ARM/ASR User and PI Meeting

10 - 13 June 2019

Using ARM compute resources to do CESD science at scale
10 June 2019
9:00 AM - 11:30 AM
20
Jitendra (Jitu) Kumar, Scott Collis, Bobby Jackson, Anthony Clodfelter

Breakout Description

ARM collects many large data sets that are difficult to download and require substantial computing infrastructure for analysis. To alleviate this, ARM has substantial heterogeneous computing resources available to users and stakeholders. In addition, the ARM Data Center has been investing in implementing high-quality open-source data science tools such as Jupyter Hub and Dask. This tutorial, which will cater to a spectrum of skill levels, has the aim of equipping attendees with a set of techniques to distribute analysis tasks to many computational cores. The course will be taught using the Python programming language and will draw from a range of data available in the ARM Data Center. ADC-developed tools for automation of ordering and staging will also be covered with a focus on server-side analysis.

Main Discussion

The workshop focused on introducing the ARM/ASR community to the computational facilities and resources offered by the ARM facility. Attendees were introduced (presenter: Jitu Kumar) to various high-performance computing resources available within ARM and to design and specifications to enable big data analysis using ARM observations. Data access and movement is one of the core aspects of ARM data science, and the participants were introduced to custom data access and download tools available within the facility, and how to integrate them within automated data analysis workflows (presenter: Jitu Kumar). Workshop participants ranged from novice to seasoned high-performance computing users, so a Python refresher tutorial was presented to bring everyone up to speed (presenter: Bobby Jackson). They were also introduced to concepts of parallel programming using Dask + Python (presenter: Scott Collis). The workshop was designed to be interactive and all participants were able to follow along with a working example using a sample ARM data set. Computational concepts were demonstrated using a number of simple-to-complicated examples using an ARM data set that participants were able to write and execute (presenters: Jitu Kumar and Scott Collis).
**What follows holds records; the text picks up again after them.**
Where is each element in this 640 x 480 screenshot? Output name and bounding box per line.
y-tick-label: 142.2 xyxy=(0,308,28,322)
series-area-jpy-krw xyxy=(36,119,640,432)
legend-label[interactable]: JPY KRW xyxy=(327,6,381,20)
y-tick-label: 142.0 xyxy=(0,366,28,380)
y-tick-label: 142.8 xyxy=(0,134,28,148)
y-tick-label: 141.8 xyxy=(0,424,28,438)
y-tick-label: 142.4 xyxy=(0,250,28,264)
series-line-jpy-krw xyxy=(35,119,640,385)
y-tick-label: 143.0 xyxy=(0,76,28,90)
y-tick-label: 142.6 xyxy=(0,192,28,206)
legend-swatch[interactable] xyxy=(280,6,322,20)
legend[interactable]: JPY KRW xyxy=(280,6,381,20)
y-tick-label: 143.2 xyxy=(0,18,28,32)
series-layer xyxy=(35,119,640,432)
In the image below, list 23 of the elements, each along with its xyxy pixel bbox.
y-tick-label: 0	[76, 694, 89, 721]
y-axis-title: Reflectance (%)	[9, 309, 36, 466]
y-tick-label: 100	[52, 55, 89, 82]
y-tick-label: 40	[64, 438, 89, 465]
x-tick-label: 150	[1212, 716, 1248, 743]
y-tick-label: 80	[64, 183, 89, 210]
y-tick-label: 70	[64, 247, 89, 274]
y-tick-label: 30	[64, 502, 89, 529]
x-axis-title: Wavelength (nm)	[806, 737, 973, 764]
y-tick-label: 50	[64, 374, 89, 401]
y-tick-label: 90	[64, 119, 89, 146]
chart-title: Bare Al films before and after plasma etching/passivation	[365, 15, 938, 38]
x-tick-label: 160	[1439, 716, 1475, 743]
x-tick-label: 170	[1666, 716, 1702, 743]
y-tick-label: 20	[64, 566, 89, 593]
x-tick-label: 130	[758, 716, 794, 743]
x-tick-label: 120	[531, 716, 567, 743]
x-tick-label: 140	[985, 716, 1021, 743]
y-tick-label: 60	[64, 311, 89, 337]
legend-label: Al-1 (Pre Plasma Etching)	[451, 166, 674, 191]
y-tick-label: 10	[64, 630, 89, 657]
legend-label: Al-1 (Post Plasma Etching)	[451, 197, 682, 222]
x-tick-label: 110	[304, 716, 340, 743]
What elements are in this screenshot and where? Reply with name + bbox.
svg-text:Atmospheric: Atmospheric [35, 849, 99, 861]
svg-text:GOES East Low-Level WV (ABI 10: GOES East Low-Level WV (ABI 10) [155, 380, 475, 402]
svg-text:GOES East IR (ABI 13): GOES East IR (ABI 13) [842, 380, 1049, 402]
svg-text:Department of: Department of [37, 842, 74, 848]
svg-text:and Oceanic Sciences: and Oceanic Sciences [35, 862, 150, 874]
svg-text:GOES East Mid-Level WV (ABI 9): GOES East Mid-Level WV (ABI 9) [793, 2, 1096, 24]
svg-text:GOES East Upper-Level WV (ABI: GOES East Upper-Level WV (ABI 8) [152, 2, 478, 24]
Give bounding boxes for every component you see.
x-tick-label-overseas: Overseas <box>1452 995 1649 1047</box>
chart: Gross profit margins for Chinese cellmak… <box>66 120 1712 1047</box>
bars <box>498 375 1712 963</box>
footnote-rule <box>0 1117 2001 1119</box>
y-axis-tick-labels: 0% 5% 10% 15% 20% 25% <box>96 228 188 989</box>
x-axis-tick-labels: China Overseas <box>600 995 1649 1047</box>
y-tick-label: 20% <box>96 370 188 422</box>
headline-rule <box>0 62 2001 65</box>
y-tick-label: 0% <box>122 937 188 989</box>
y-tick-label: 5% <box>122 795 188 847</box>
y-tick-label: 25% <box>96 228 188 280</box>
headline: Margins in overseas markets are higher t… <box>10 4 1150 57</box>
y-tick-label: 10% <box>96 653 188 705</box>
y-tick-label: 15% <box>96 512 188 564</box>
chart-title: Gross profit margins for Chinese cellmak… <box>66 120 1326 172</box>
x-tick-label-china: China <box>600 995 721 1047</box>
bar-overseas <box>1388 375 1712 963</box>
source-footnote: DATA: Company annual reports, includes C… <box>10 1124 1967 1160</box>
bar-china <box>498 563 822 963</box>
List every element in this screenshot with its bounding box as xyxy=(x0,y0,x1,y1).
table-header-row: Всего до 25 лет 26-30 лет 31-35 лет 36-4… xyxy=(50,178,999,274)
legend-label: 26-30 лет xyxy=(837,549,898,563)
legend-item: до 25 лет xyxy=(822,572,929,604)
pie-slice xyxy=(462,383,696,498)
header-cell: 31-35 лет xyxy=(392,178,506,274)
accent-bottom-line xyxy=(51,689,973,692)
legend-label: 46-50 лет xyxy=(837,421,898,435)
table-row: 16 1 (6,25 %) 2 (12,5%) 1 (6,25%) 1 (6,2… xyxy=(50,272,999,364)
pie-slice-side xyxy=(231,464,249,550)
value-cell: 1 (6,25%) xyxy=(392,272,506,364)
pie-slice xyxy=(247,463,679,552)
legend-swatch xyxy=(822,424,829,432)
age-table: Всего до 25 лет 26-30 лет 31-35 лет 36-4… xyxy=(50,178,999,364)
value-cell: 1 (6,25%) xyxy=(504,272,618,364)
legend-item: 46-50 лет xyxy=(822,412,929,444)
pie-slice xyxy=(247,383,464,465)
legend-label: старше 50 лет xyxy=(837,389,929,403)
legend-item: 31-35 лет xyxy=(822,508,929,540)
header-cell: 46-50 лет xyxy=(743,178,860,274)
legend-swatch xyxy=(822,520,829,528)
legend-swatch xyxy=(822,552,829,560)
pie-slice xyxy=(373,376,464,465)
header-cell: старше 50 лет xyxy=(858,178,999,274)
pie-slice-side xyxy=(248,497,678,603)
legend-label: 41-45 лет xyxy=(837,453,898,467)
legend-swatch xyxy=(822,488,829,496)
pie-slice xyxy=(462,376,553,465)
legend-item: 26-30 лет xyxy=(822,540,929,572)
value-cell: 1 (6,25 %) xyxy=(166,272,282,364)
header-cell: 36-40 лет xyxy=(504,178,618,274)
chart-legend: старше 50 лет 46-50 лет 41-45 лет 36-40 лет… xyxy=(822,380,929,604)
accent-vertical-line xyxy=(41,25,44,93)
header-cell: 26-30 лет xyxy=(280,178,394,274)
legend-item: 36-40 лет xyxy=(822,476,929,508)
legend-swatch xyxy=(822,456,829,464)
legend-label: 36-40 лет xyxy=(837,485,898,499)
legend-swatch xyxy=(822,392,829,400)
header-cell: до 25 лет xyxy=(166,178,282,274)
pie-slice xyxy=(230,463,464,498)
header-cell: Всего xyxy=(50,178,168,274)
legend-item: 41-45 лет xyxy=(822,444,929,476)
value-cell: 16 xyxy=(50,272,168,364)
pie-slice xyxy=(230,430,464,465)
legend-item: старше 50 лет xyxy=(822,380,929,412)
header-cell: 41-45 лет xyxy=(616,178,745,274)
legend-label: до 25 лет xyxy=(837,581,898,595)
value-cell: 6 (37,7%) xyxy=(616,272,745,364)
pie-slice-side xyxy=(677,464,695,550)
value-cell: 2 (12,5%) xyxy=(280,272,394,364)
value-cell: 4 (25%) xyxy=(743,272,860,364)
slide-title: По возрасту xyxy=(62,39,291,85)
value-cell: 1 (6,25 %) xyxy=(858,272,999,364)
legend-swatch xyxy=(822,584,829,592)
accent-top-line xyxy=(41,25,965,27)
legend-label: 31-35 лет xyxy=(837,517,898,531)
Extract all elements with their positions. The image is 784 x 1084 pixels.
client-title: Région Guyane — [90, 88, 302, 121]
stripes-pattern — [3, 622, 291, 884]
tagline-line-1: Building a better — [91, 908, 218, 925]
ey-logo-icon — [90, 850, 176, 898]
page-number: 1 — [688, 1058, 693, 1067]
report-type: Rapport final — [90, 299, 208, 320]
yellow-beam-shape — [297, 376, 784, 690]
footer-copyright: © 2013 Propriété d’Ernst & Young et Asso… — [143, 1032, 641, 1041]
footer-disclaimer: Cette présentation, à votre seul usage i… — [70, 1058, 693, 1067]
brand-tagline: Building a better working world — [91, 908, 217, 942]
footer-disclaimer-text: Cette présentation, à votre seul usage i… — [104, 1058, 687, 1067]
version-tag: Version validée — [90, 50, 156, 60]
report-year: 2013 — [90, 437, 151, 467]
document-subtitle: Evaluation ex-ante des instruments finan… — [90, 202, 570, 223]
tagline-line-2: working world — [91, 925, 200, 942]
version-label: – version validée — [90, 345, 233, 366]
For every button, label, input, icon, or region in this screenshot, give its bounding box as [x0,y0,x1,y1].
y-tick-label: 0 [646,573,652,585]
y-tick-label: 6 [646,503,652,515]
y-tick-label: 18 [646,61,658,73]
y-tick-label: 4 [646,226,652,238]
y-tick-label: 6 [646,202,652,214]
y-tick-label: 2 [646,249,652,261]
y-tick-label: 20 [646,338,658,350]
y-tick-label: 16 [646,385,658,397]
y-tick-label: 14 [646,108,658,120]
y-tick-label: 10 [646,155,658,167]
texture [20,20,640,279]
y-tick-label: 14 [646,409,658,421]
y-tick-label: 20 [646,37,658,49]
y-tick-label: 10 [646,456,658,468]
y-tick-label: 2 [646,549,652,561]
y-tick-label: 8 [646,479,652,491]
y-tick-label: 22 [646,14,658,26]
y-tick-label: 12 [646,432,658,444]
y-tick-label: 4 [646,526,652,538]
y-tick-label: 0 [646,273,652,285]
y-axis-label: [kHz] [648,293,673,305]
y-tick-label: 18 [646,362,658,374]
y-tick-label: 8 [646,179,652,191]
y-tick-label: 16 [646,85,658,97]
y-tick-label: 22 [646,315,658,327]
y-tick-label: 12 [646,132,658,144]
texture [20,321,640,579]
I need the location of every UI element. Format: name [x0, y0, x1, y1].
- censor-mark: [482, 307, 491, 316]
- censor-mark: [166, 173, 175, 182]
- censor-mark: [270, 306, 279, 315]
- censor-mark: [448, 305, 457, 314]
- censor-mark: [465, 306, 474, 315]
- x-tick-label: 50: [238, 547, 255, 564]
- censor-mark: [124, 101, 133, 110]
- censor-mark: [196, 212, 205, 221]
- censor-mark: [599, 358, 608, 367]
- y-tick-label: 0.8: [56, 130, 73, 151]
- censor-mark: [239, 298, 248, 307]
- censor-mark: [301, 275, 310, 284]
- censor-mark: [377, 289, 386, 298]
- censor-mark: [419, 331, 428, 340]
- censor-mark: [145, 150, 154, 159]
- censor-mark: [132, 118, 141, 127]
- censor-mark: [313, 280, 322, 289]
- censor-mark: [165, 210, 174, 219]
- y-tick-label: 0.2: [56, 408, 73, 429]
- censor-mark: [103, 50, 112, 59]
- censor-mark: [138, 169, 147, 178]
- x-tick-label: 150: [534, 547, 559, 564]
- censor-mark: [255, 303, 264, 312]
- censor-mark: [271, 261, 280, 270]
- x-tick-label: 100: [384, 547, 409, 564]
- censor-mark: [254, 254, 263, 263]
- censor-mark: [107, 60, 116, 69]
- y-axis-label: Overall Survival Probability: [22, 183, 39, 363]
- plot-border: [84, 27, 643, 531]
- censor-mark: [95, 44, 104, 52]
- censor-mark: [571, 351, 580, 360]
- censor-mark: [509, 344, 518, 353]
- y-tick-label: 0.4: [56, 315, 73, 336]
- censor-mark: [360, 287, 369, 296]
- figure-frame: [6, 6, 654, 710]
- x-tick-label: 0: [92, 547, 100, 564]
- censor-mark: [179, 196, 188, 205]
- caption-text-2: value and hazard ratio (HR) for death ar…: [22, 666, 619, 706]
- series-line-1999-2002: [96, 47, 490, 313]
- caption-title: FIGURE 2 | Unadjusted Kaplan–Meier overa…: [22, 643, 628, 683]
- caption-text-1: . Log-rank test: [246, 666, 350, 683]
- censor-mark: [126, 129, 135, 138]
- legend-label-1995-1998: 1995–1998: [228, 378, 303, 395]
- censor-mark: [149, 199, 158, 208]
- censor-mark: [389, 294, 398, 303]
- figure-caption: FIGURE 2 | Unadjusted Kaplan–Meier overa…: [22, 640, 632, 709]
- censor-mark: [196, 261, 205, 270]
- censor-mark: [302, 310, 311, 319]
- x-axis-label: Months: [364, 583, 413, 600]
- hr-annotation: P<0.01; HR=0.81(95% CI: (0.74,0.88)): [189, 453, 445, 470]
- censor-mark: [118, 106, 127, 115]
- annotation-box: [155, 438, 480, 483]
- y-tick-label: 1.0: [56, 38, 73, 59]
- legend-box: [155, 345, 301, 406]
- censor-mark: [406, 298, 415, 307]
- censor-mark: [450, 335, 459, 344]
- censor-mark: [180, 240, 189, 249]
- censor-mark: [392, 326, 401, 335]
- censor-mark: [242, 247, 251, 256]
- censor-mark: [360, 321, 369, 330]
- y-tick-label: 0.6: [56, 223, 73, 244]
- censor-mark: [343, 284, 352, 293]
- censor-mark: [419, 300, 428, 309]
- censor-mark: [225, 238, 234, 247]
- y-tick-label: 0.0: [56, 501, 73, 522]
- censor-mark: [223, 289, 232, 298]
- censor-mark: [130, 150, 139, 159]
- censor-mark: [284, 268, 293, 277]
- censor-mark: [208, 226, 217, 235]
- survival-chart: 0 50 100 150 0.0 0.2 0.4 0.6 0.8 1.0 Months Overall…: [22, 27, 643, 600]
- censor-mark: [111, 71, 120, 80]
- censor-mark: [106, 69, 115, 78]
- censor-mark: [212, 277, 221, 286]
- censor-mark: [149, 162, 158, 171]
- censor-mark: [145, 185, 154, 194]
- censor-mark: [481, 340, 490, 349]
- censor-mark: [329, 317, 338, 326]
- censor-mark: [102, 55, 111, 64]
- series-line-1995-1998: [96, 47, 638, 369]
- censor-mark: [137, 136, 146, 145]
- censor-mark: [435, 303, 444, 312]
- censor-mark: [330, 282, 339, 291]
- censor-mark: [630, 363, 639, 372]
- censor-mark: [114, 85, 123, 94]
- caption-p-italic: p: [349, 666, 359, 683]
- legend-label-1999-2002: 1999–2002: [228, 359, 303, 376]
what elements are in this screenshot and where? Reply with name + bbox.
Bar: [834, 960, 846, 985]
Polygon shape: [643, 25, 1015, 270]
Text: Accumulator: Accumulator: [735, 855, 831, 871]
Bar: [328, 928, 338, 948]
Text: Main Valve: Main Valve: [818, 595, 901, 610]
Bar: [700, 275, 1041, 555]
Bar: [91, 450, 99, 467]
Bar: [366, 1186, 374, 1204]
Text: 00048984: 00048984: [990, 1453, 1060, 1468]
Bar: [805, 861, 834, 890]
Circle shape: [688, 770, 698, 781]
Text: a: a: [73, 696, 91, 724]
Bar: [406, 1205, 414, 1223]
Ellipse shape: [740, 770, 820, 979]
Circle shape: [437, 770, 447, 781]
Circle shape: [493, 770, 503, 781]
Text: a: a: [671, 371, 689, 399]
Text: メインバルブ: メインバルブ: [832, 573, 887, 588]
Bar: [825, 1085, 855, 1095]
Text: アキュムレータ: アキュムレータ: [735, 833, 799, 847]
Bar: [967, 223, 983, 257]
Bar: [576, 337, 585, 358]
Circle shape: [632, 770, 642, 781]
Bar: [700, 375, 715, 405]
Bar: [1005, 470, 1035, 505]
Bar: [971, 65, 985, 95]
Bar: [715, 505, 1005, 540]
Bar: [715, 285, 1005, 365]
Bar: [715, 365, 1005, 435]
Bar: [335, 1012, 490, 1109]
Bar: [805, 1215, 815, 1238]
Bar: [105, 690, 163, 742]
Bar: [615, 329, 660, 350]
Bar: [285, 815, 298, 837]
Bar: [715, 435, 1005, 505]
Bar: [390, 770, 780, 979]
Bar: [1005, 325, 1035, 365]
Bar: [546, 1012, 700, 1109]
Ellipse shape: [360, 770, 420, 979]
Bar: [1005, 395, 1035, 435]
An interactive session was conducted using ARM’s new cloud-based JupyterLab service and from the comfort of a browser on their personal laptops, users were able to write their parallel codes and execute their jobs on ARM’s Stratus cluster.

Key Findings

Participants were able to learn basic programming concepts to develop parallel workflows for analysis of ARM observations, automate data access, and get started using ARM HPC clusters. They were also able to get help from workshop organizers and ARM personnel with any questions/issues they had.
All workshop materials are publicly available at: https://github.com/ARM-DOE/armhpc-tutorial

Issues

Some participants had not registered for an ARM computing account ahead of time, but they were able to sign up and, with Anthony Clodfelter from ADC present, had their accounts set up quickly to participate in interactive programming.

Future Plans

We plan to continue to develop the notebook collection to include more examples. The JupyterLab setup should be a good platform for future workshops.